Disney is pulling Lucasfilm’s video game legacy from the Sarlacc pit with Lucasfilm Games, a sign that the mega media company is likely aiming to flood the market with newly licensed games in the same way it does with movies and tv shows. All of this, of course, is based on the existing canon, and it is all owned by a company with a net worth greater than the GDP of most countries.
EA got a lot of crap for their 10 year contract to be the exclusive publisher of Star wars games to be released, until 2019, a grand total of three. Now, it looks like the Monkey’s Paw’s wish has been granted, and we’re on our way to getting a lot more.
“We are looking to work with top-in-class teams who can create great games across all of our intellectual property,” Lucasfilm Games vice president Douglas Reilly said yesterday. Reilly, in particular, said he expects games “across a wide range of platforms, genres and experiences”, with many “professionals” from Lucasfilm Games to help developers shape the vision. creative adaptations. An open-world Ubisoft game is just the start, in other words. In comparison, during the investor last December call Disney has announced nearly a dozen new Star Wars movies and TV series.

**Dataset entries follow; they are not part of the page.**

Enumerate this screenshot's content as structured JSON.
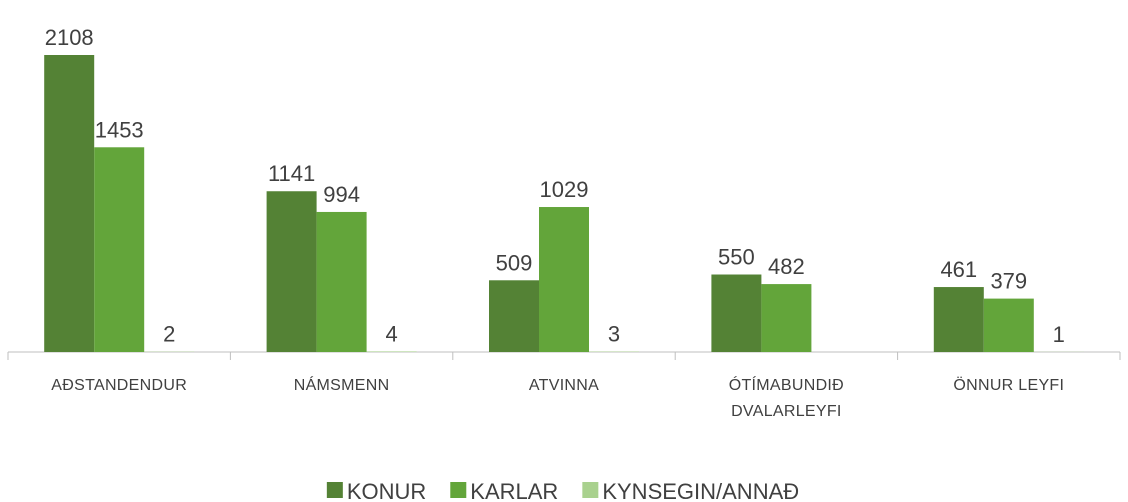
{
  "chart_data": {
    "type": "bar",
    "categories": [
      "AÐSTANDENDUR",
      "NÁMSMENN",
      "ATVINNA",
      "ÓTÍMABUNDIÐ DVALARLEYFI",
      "ÖNNUR LEYFI"
    ],
    "series": [
      {
        "name": "KONUR",
        "color": "#548235",
        "values": [
          2108,
          1141,
          509,
          550,
          461
        ]
      },
      {
        "name": "KARLAR",
        "color": "#63a53a",
        "values": [
          1453,
          994,
          1029,
          482,
          379
        ]
      },
      {
        "name": "KYNSEGIN/ANNAÐ",
        "color": "#a9d18e",
        "values": [
          2,
          4,
          3,
          null,
          1
        ]
      }
    ]
  }
}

And, of course, there is also everything Star wars games that EA continues to work on. An EA spokesperson said Kotaku yesterday that the terms of its exclusive deal with Lucasfilm have not changed and remain in effect until 2023. According to a source familiar with the deal, only EA can publish Star wars games before 2023, after which the partnership with Lucasfilm will continue, but will no longer be exclusive. It means Ubisoft Star wars The game won’t be released until late 2023 at the earliest.

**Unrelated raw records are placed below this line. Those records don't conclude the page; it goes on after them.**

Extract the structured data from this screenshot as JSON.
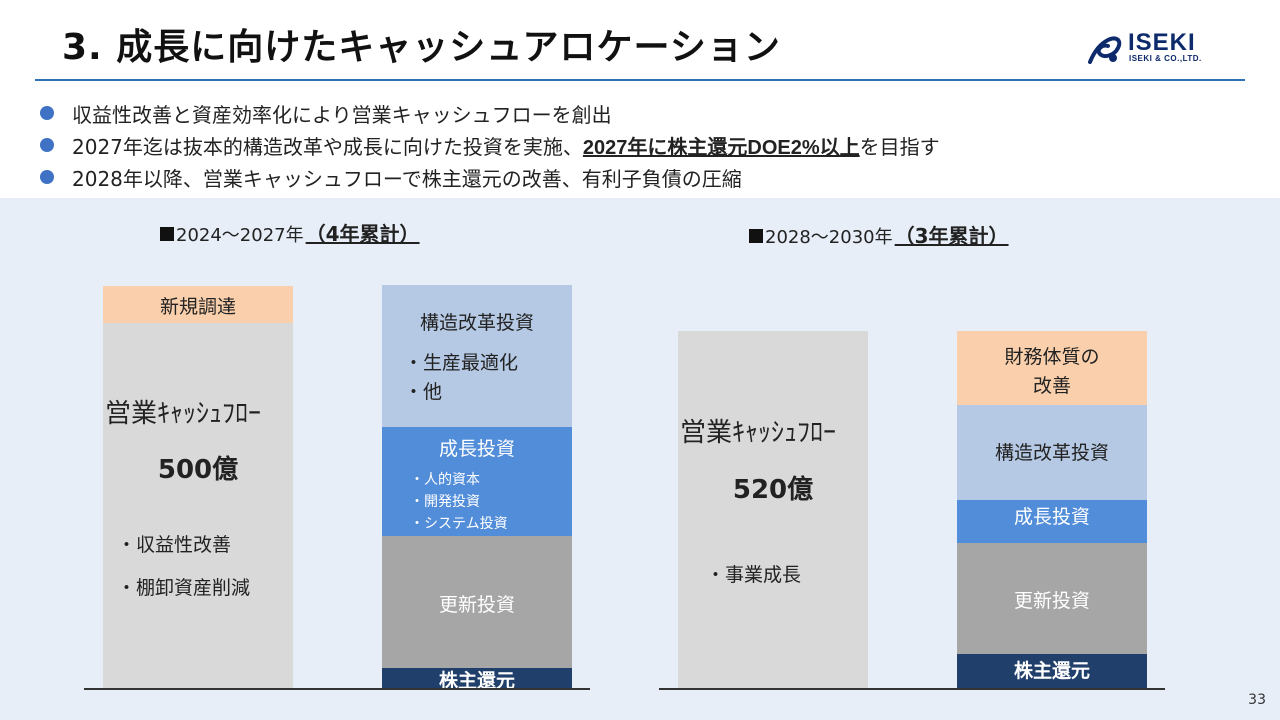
{
  "header": {
    "title": "3. 成長に向けたキャッシュアロケーション",
    "logo": {
      "word": "ISEKI",
      "sub": "ISEKI & CO.,LTD."
    }
  },
  "bullets": [
    {
      "text": "収益性改善と資産効率化により営業キャッシュフローを創出"
    },
    {
      "pre": "2027年迄は抜本的構造改革や成長に向けた投資を実施、",
      "strong": "2027年に株主還元DOE2%以上",
      "post": "を目指す"
    },
    {
      "text": "2028年以降、営業キャッシュフローで株主還元の改善、有利子負債の圧縮"
    }
  ],
  "left": {
    "period": "2024～2027年",
    "cumulative": "（4年累計）",
    "source": {
      "new_funding": "新規調達",
      "ocf_label": "営業ｷｬｯｼｭﾌﾛｰ",
      "amount": "500億",
      "item1": "・収益性改善",
      "item2": "・棚卸資産削減"
    },
    "uses": {
      "structural": "構造改革投資",
      "structural_item1": "・生産最適化",
      "structural_item2": "・他",
      "growth": "成長投資",
      "growth_item1": "・人的資本",
      "growth_item2": "・開発投資",
      "growth_item3": "・システム投資",
      "renewal": "更新投資",
      "return": "株主還元"
    }
  },
  "right": {
    "period": "2028～2030年",
    "cumulative": "（3年累計）",
    "source": {
      "ocf_label": "営業ｷｬｯｼｭﾌﾛｰ",
      "amount": "520億",
      "item1": "・事業成長"
    },
    "uses": {
      "financial_line1": "財務体質の",
      "financial_line2": "改善",
      "structural": "構造改革投資",
      "growth": "成長投資",
      "renewal": "更新投資",
      "return": "株主還元"
    }
  },
  "colors": {
    "title_rule": "#2f6fb5",
    "bullet_dot": "#3f72c4",
    "panel_bg": "#e8eef8",
    "peach": "#f9cfac",
    "light_gray": "#d9d9d9",
    "light_blue": "#b5c9e4",
    "blue": "#528dd9",
    "gray": "#a6a6a6",
    "navy": "#203f6b"
  },
  "page_number": "33"
}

SSome of these games could be great. Star Wars Jedi: Fallen Order in 2019 and 2020 Star Wars: Squadrons were a lot of fun, but I’m not sure if we need a dozen big budget games to try and play in this space. I’d just as much like to see Respawn or EA Motive do something original, Ubisoft too for that matter. Despite the name that turns the eyes, Fenyx: Rise of the Immortals was pretty cool, although it looked a lot like previous Ubisoft and Nintendo games Breath of the wild.

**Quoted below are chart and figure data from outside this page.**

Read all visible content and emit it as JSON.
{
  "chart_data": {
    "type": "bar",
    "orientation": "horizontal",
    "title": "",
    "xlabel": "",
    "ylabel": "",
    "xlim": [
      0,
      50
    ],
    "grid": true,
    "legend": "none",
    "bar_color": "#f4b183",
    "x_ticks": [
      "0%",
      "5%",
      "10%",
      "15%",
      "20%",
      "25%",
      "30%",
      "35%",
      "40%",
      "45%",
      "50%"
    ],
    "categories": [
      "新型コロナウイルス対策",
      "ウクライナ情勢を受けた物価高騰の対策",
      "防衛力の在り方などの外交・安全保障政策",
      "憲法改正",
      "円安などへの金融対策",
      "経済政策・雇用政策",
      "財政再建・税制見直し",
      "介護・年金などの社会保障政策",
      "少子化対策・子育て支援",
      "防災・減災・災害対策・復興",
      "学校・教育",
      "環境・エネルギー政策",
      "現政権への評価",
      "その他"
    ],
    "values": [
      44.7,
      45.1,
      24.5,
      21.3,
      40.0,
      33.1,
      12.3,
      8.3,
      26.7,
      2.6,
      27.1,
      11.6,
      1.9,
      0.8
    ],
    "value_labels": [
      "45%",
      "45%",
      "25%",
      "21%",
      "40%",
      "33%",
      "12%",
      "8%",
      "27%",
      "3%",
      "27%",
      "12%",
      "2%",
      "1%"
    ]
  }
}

It’s easy to imagine how studios could mix genres and gameplay mechanics with already established and beloved fictional worlds. It is much more difficult to conceptualize all the ideas and all the projects that will not see the light of day because of this media consolidation.
“None”, former developer of Naughty Dog and director of The Last of Us Bruce Straley written with a friendly wink in response to Keighley’s thought experiment. “We need all this talent and money to create new content, new IPs and innovate in the AAA Geoff space.”
Publishing blockbuster games has never been a bastion of risk-taking and creativity, but it could become even more obsolete if it becomes more monopolized by the existing entertainment monoculture. So no I wouldn’t like to see BioWare make another one Star wars RPG, and I’m far from thrilled at the prospect of Machine Games dabbling in knots to rehabilitate killer Indiana Jones into something less culturally obnoxious. It would be great, as always, to see video games trying to do something new. After all, where will future Hollywood blockbusters be? comes from?